En bref, la municipalité a essayé d’attirer des entreprises pour qu’elles s’installent sur la commune. L’archiviste explique que “cela créait des rentrées d’argent grâce à la taxe professionnelle, puis elles grandissaient. La ville a aussi bénéficié de la mobilité des travailleurs, qui essayaient de rallier le sud de la France et de se loger. Elle a gagné une partie d’habitants qui travaillaient à l’extérieur, parce qu’elle est enclavée entre Montpellier et Sète.”
Réhabiliter la zone
L’usine de soufre a fonctionné jusqu’en 1989, à sa fermeture, la municipalité a dû se réapproprier le territoire. Frédéric Aloy, délégué à l’urbanisme, à l’aménagement et au développement économique, explique : “C’était un site industriel donc il avait été demandé de dépolluer les sols. Il y a eu des études pour déterminer la nature de la pollution, et nous avons creusé pour enlever toutes les terres polluées, qui ont été traitées ou remplacées.”

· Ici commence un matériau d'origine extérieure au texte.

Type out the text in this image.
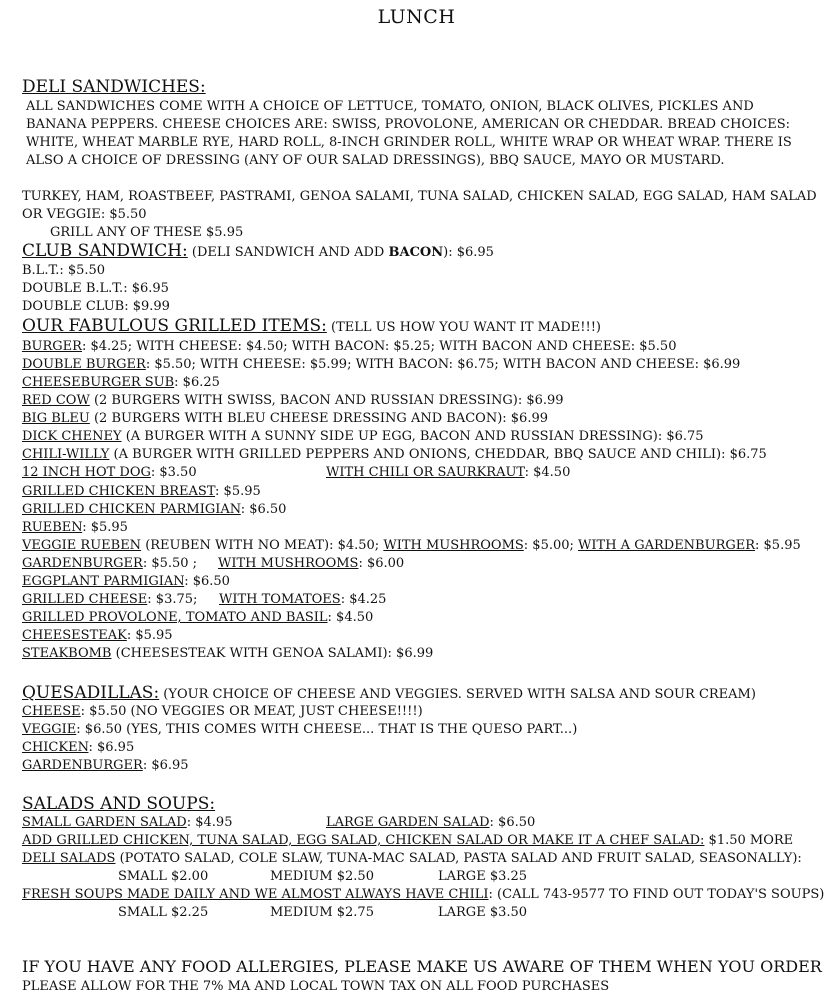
LUNCH
DELI SANDWICHES:
ALL SANDWICHES COME WITH A CHOICE OF LETTUCE, TOMATO, ONION, BLACK OLIVES, PICKLES AND BANANA PEPPERS. CHEESE CHOICES ARE: SWISS, PROVOLONE, AMERICAN OR CHEDDAR. BREAD CHOICES: WHITE, WHEAT MARBLE RYE, HARD ROLL, 8-INCH GRINDER ROLL, WHITE WRAP OR WHEAT WRAP. THERE IS ALSO A CHOICE OF DRESSING (ANY OF OUR SALAD DRESSINGS), BBQ SAUCE, MAYO OR MUSTARD.
TURKEY, HAM, ROASTBEEF, PASTRAMI, GENOA SALAMI, TUNA SALAD, CHICKEN SALAD, EGG SALAD, HAM SALAD OR VEGGIE: $5.50
GRILL ANY OF THESE $5.95
CLUB SANDWICH: (DELI SANDWICH AND ADD BACON): $6.95
B.L.T.: $5.50
DOUBLE B.L.T.: $6.95
DOUBLE CLUB: $9.99
OUR FABULOUS GRILLED ITEMS: (TELL US HOW YOU WANT IT MADE!!!)
BURGER: $4.25; WITH CHEESE: $4.50; WITH BACON: $5.25; WITH BACON AND CHEESE: $5.50
DOUBLE BURGER: $5.50; WITH CHEESE: $5.99; WITH BACON: $6.75; WITH BACON AND CHEESE: $6.99
CHEESEBURGER SUB: $6.25
RED COW (2 BURGERS WITH SWISS, BACON AND RUSSIAN DRESSING): $6.99
BIG BLEU (2 BURGERS WITH BLEU CHEESE DRESSING AND BACON): $6.99
DICK CHENEY (A BURGER WITH A SUNNY SIDE UP EGG, BACON AND RUSSIAN DRESSING): $6.75
CHILI-WILLY (A BURGER WITH GRILLED PEPPERS AND ONIONS, CHEDDAR, BBQ SAUCE AND CHILI): $6.75
12 INCH HOT DOG: $3.50	WITH CHILI OR SAURKRAUT: $4.50
GRILLED CHICKEN BREAST: $5.95
GRILLED CHICKEN PARMIGIAN: $6.50
RUEBEN: $5.95
VEGGIE RUEBEN (REUBEN WITH NO MEAT): $4.50; WITH MUSHROOMS: $5.00; WITH A GARDENBURGER: $5.95
GARDENBURGER: $5.50 ; WITH MUSHROOMS: $6.00
EGGPLANT PARMIGIAN: $6.50
GRILLED CHEESE: $3.75; WITH TOMATOES: $4.25
GRILLED PROVOLONE, TOMATO AND BASIL: $4.50
CHEESESTEAK: $5.95
STEAKBOMB (CHEESESTEAK WITH GENOA SALAMI): $6.99
QUESADILLAS: (YOUR CHOICE OF CHEESE AND VEGGIES. SERVED WITH SALSA AND SOUR CREAM)
CHEESE: $5.50 (NO VEGGIES OR MEAT, JUST CHEESE!!!!)
VEGGIE: $6.50 (YES, THIS COMES WITH CHEESE... THAT IS THE QUESO PART...)
CHICKEN: $6.95
GARDENBURGER: $6.95
SALADS AND SOUPS:
SMALL GARDEN SALAD: $4.95	LARGE GARDEN SALAD: $6.50
ADD GRILLED CHICKEN, TUNA SALAD, EGG SALAD, CHICKEN SALAD OR MAKE IT A CHEF SALAD: $1.50 MORE
DELI SALADS (POTATO SALAD, COLE SLAW, TUNA-MAC SALAD, PASTA SALAD AND FRUIT SALAD, SEASONALLY):
SMALL $2.00	MEDIUM $2.50	LARGE $3.25
FRESH SOUPS MADE DAILY AND WE ALMOST ALWAYS HAVE CHILI: (CALL 743-9577 TO FIND OUT TODAY'S SOUPS)
SMALL $2.25	MEDIUM $2.75	LARGE $3.50
IF YOU HAVE ANY FOOD ALLERGIES, PLEASE MAKE US AWARE OF THEM WHEN YOU ORDER
PLEASE ALLOW FOR THE 7% MA AND LOCAL TOWN TAX ON ALL FOOD PURCHASES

En 1996, la décision a été prise d’établir 500 logements aux Pielles, qui font le lien entre le centre-ville et la partie Est de la ville. Pour Frédéric Aloy, “le projet est de reconstruire la ville sur elle-même, ce ne sera pas un quartier dortoir, mais un quartier de vie, avec une médiathèque et une maison médicale. C’est un éco-quartier, label qui nous a été décerné en 2009. Cela concerne la sobriété énergétique, les modes doux privilégiés (pied et vélo avec des vélos) et le confort thermique. Nous passons vraiment d’un extrême à l’autre. Le quartier, qui a été imaginé entre 1996 et 2010, est en constante évolution : nous tenons compte des besoins de la population, c’est pourquoi il y aura 30 % de logements sociaux.”